Cryo-ablation is one technique being used by the hospital to stabilise the condition, by freezing heart tissue to -100C.

The process is used by doctors when medication to treat a heart arrhythmia has failed, or if there has been an adverse reaction to drugs.

The freezing process destroys unnatural pathways that cause the heart to beat irregularly, as doctors repair a faulty valve.

“This patient came with severe heart irregularities in his left side, so he was short of breath during walking,” said Dr Shaker.

“He could not even walk 100 metres without being out of breath.

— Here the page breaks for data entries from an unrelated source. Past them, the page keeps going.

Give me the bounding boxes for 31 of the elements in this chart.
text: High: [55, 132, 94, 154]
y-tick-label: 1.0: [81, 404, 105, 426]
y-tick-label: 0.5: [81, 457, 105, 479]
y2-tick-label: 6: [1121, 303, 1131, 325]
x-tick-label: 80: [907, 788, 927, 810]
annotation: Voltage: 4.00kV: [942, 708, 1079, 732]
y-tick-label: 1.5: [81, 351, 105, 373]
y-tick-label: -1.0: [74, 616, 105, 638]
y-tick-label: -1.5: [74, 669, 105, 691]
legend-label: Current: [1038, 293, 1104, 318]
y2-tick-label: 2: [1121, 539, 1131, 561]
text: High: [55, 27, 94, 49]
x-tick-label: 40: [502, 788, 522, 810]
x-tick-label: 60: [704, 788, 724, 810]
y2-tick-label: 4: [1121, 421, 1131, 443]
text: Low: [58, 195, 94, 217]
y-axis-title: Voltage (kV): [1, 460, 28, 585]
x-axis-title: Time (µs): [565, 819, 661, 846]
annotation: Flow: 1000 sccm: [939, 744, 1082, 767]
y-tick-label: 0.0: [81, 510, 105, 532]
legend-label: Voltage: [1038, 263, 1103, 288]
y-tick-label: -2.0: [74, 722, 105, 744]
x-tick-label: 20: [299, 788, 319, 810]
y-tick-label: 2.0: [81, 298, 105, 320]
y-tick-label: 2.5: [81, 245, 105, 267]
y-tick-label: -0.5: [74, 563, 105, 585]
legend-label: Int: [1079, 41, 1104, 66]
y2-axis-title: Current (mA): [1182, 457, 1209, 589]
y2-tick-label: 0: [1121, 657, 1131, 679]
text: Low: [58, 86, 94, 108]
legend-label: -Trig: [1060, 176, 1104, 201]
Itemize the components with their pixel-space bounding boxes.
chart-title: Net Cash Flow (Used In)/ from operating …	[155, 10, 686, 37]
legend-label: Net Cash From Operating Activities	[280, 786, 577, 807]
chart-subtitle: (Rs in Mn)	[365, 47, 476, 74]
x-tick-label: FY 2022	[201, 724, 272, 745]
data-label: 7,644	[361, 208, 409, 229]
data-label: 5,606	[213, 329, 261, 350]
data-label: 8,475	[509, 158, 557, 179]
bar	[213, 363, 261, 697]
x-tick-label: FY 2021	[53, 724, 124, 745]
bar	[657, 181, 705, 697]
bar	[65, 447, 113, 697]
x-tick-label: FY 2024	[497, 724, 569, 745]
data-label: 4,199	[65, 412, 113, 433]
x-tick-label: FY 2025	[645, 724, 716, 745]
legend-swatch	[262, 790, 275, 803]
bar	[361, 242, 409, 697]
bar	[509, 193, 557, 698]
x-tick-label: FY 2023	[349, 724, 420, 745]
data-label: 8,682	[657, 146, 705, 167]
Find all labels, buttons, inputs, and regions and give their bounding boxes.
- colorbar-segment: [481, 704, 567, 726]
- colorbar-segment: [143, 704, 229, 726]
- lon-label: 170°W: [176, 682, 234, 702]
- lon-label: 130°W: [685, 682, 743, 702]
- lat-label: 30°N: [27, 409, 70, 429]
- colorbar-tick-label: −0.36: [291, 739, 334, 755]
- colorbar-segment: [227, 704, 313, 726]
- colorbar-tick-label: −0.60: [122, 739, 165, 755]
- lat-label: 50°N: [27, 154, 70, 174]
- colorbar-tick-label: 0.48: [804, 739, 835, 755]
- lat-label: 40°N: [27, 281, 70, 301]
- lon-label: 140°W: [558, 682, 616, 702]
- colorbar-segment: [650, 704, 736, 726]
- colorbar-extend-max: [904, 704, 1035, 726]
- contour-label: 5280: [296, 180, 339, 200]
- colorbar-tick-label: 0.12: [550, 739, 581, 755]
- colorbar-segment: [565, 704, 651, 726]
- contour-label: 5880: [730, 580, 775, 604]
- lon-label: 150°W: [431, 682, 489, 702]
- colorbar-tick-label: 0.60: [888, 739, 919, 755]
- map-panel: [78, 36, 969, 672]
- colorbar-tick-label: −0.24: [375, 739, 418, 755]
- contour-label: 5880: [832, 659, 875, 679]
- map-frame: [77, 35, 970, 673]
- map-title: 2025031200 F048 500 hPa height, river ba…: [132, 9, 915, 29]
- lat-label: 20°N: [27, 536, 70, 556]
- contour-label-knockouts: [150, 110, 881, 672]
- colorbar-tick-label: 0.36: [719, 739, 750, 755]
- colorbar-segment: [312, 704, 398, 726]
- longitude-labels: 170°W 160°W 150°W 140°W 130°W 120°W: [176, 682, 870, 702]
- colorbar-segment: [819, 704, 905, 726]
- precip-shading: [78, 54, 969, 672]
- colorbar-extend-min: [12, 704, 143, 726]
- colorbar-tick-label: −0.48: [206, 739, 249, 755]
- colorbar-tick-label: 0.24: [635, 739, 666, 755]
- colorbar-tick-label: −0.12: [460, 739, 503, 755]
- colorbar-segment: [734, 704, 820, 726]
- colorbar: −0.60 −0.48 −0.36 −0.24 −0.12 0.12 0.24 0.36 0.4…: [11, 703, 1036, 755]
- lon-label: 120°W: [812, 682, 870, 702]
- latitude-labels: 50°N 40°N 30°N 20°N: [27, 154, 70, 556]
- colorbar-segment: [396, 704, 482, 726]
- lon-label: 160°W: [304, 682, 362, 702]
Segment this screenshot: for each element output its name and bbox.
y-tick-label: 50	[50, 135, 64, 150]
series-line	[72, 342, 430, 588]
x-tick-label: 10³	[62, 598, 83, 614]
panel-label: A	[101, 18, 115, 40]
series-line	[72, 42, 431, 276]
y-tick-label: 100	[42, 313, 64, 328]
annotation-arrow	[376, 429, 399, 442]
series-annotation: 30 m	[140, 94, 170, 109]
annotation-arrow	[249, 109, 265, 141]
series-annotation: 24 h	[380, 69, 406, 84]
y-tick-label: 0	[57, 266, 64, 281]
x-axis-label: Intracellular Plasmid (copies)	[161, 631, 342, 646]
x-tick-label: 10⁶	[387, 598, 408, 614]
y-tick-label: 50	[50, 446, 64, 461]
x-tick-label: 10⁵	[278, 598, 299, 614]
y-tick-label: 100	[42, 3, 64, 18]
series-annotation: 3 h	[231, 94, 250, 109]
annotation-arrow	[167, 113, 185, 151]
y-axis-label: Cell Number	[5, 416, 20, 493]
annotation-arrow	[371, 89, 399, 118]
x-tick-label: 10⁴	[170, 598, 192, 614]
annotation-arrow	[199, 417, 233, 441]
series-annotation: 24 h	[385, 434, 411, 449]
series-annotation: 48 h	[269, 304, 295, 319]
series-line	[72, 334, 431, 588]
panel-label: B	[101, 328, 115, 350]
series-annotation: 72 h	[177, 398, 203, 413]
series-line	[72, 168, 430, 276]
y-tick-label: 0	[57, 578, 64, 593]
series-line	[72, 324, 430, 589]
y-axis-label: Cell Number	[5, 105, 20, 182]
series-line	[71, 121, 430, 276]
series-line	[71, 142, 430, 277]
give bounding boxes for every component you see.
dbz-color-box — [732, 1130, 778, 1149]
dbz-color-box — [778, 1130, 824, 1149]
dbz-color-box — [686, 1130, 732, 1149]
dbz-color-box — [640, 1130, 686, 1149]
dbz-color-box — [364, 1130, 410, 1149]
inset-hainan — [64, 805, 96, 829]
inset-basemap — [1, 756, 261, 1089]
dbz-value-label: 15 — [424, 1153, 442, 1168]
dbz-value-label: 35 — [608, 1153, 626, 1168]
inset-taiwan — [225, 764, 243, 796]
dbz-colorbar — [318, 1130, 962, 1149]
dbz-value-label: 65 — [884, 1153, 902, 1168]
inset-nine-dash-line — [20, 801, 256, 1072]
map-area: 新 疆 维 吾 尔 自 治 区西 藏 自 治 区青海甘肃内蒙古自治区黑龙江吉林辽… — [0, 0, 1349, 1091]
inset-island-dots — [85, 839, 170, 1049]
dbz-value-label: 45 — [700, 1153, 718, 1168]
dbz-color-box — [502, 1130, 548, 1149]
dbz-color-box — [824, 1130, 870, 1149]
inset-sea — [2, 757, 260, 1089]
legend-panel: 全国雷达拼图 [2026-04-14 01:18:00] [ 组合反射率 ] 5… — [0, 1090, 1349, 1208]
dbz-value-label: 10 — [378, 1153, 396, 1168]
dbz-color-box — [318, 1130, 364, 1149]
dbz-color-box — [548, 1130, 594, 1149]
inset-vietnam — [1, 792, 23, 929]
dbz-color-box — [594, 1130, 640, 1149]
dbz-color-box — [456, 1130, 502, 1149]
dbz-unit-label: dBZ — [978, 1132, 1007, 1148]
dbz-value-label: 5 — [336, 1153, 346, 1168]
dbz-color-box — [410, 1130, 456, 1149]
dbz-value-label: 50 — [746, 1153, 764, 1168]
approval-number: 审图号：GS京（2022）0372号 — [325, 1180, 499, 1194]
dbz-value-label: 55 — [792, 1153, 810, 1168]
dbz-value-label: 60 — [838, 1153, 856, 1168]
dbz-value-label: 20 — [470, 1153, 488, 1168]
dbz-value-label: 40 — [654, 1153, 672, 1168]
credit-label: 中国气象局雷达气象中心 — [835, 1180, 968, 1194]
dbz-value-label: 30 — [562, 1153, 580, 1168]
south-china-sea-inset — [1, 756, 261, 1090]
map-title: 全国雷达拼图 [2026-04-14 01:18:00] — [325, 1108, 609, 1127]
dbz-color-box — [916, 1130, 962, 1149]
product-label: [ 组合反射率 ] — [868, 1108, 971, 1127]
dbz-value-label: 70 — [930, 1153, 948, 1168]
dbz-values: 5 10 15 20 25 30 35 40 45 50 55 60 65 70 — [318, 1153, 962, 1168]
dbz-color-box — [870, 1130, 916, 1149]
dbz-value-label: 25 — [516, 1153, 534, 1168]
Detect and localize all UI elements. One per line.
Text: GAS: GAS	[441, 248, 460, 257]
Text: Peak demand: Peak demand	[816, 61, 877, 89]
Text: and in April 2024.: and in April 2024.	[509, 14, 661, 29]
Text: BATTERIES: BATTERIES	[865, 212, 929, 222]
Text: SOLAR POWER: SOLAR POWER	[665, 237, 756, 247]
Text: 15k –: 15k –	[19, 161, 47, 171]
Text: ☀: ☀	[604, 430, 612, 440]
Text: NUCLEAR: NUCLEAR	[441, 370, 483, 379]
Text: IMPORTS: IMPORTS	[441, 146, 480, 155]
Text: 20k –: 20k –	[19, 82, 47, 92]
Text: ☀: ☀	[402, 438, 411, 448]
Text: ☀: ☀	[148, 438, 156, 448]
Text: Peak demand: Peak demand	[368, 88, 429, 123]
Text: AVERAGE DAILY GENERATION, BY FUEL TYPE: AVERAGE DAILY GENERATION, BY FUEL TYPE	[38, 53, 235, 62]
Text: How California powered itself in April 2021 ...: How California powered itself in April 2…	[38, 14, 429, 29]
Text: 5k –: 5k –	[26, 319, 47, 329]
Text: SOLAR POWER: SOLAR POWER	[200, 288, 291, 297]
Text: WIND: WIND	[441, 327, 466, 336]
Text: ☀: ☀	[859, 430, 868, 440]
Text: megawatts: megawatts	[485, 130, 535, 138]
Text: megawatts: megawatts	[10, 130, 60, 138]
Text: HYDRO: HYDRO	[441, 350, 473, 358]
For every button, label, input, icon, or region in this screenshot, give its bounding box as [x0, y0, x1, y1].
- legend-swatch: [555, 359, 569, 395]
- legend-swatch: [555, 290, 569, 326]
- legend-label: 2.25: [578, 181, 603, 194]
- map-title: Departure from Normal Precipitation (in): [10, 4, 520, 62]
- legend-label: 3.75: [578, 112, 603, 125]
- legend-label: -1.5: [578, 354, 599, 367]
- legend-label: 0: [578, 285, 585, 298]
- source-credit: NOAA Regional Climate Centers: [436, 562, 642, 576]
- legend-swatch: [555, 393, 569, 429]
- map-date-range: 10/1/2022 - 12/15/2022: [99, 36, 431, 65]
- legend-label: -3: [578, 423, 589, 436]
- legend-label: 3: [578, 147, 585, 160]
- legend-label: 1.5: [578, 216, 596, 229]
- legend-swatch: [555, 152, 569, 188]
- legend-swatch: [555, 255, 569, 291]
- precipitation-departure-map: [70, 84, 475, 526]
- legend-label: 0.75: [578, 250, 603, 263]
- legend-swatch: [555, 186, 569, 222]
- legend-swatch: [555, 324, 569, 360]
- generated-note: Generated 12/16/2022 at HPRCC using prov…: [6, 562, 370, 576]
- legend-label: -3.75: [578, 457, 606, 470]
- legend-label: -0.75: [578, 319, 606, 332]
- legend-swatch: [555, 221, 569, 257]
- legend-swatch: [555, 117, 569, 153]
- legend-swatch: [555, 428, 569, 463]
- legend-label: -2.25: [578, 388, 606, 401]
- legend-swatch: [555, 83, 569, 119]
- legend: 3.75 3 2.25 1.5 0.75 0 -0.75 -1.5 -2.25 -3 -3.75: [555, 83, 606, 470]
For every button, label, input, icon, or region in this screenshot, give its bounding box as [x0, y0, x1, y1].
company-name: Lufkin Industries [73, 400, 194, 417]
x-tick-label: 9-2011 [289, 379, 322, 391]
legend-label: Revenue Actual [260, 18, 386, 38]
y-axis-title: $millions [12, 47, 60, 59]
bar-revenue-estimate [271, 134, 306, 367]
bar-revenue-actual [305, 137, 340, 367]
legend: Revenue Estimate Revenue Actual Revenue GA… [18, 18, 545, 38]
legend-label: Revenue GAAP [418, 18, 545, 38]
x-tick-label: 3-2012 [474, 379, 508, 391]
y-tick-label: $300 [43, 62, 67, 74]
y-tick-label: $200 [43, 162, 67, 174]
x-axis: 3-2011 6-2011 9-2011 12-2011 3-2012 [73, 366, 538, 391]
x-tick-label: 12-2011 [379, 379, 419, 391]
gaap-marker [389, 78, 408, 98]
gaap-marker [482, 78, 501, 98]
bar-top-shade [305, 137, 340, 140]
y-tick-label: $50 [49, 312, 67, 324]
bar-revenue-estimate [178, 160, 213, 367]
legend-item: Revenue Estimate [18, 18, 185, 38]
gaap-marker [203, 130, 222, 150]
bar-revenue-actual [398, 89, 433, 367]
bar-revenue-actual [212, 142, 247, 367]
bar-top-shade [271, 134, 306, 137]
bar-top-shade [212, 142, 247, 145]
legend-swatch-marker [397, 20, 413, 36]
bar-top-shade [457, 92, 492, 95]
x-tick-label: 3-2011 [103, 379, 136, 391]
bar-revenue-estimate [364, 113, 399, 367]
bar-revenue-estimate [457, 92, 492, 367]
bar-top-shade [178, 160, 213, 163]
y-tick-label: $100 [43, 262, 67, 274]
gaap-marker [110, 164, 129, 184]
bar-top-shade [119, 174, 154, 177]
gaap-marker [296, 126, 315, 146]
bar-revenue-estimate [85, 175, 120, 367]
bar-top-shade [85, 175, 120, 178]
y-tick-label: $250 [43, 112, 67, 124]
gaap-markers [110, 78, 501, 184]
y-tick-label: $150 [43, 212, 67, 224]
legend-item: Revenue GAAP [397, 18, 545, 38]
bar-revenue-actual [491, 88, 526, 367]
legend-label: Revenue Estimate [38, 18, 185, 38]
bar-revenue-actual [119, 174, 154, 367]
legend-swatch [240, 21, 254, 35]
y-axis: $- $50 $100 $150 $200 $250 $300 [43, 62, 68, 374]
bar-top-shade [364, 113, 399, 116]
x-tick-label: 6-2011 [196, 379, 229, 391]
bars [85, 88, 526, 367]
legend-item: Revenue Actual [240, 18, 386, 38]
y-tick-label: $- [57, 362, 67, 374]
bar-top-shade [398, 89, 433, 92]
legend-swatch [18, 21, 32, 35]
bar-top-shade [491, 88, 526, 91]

“His irregular heartbeat could also expose him to a stroke so it was a serious condition.

“We did an open heart surgery to repair the faulty valve and reconstruct the left atrial chamber of his heart.”

The cryo-ablation was used to freeze all the abnormal conduction tissue in his heart, to make his heartbeat in a regular fashion again.

It will also help prevent clots that could become very serious. Although a permanent remedy, Mr Riaz requires long-term medication.

Dr Shaker said patients who are younger will benefit more from the freezing process as their heart tissue is less resistant to treatment, and gives them more protection against cardiac stroke.

Two months after the surgery and Mr Riaz’s life has been transformed.

Before, he could not do any major activity and risked losing his heavy goods vehicle driving job due to ill health.

Since the surgery he is living a normal life and is much happier with his work and family life.

As it is a relatively new technology and the equipment used is not yet widely available, cryo-ablation remains an expensive process, although doctors said the costs could fall in the future.

“This process enabled us to target the damaged tissue without effecting the normal structure of the heart,” Dr Shaker said.

“It is expensive and not covered by health insurance but we are working hard in this as it makes such a big difference to the life of the patient.”